次第に花の香りが強くなるのを感じた。周りを見渡すともう既に私達は藤の花に囲まれている。
「あの階段を登りきると頂上だから」
「う、うん…ハァ」
息もだんだん切れてくる、あと二段、一段…
「お疲れ!よく頑張ったな」
目の前には一面に広がる紫色、幻想的で美しい世界が広がっていた。圧倒されてしばらく言葉が出ない。奥はやや霞がかっていて、厳かな雰囲気の鳥居が見える。
「水飲んで。少しは落ち着くから」
炭治郎から竹筒を渡された。中には冷たい水が入っていて、飲んでようやく元気を取り戻せた。
「ありがとう。こんなにきれいな景色、はじめて」
「良かった。喜んでもらえたみたいで」
「まだ歩ける?」
「うん。山道じゃなければね」
炭治郎がふふっと微笑んだ。
「心配いらないよ。少し散策出来るんだ。案内するよ」
再び手を繋いだ。前を歩く炭治郎の背中を見つめて、私は胸が苦しくなった。もう、この手を離したくない。

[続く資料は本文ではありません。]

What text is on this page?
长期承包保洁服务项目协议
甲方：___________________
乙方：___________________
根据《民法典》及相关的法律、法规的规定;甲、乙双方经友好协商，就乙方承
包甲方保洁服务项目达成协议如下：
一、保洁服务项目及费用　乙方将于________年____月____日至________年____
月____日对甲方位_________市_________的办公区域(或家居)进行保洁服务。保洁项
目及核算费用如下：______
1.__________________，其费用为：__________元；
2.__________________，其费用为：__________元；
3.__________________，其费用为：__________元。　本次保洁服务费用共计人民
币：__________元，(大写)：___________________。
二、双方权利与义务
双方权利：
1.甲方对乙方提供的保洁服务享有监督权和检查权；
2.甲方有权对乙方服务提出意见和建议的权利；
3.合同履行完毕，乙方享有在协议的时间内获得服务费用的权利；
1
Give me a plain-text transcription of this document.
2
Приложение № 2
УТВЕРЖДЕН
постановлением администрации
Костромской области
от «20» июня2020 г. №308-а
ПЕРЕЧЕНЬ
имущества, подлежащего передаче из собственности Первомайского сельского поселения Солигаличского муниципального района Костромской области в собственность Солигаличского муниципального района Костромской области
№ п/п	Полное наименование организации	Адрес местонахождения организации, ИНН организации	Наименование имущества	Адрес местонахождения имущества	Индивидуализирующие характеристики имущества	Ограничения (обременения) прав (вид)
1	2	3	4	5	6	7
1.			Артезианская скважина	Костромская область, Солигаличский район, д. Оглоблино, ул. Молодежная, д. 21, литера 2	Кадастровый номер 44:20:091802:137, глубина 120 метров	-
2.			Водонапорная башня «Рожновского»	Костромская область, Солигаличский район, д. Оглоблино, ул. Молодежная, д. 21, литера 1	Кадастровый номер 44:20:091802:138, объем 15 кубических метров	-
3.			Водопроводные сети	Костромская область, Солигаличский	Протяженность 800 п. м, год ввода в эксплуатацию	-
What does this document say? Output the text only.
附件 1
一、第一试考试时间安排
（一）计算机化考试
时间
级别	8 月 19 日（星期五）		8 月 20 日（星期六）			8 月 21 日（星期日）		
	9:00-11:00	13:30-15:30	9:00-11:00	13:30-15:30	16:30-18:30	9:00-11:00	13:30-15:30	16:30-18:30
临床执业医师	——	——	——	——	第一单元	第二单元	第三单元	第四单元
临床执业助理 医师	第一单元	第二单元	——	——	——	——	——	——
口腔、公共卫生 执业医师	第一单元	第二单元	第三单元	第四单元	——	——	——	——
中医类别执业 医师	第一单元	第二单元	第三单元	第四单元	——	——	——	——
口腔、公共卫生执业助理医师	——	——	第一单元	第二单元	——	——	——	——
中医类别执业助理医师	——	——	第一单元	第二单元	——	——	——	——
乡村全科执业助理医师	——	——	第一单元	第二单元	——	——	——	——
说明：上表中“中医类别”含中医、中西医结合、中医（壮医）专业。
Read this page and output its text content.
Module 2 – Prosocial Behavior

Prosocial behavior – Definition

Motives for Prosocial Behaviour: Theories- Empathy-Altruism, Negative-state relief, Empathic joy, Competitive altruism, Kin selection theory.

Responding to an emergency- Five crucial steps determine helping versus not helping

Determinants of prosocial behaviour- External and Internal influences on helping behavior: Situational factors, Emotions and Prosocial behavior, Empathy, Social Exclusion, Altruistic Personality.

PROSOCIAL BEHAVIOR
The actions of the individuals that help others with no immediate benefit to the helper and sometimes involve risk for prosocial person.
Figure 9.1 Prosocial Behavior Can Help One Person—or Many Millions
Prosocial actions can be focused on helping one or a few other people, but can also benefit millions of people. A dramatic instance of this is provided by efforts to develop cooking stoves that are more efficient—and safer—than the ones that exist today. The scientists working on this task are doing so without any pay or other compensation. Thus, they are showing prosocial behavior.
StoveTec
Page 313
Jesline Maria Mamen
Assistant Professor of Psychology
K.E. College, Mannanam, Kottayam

無言のまま、藤棚の下を噛みしめるような気持ちでゆっくり歩いていく。
「あのさ、俺達、また会えるよな」
炭治郎が独り言のように呟く。私は今にも涙が溢れそうで答えられなかった。
「俺、昼前に…ガル子が寝てる間に買い物に行ったんだよ。これを渡したくて」
「え?」
「ハンカチ。ほら、ここの傷押さえてくれただろ?」炭治郎が頬の傷を指差す。「あの時ガル子のもの汚しちゃったから、代わりにあげたくて」
炭治郎が私に小さな包を渡した。それを受け取った私の目から、次から次へと涙がこぼれ落ちる。
「ど、どうしたんだガル子!」
「ごめんなさい、炭治郎!私達もう会えないかも…今夜が最後の日で、私は帰らなきゃいけなくて…ハンカチも、受け取れないの。そういう約束で…本当にごめんなさい」
両手で顔を覆った。泣いてしゃくり上げるのを必死に抑えようとした。でも、体が言う事を聞いてくれない。涙はどんどん溢れてくる。
《この時代のものは持って帰れない》
《例え炭治郎から贈られたものだとしてもね》
《炭治郎の身に何か起きるかもしれない》
お館様の言葉を思い出す。
「───どうして?何で俺達、今夜で最後なんだ?また会えるんじゃないのか?」
炭治郎が両手で私の肩を小さく揺すった。
「私が帰る場所が───未来だから。ここと違う時代に帰らないといけないから」
「えっ、未来?何を言ってるんだ?」
彼が戸惑うのも仕方がない。おかしいと思われるかもしれない。だけどもう、言わずにいられなかった。
「…どこだろうと、帰したくない」
「…」
「俺が守りたい。帰らないでくれ」
無数に咲く藤の花の下で、炭治郎が両腕で私を包み込み、きつく抱き締めた。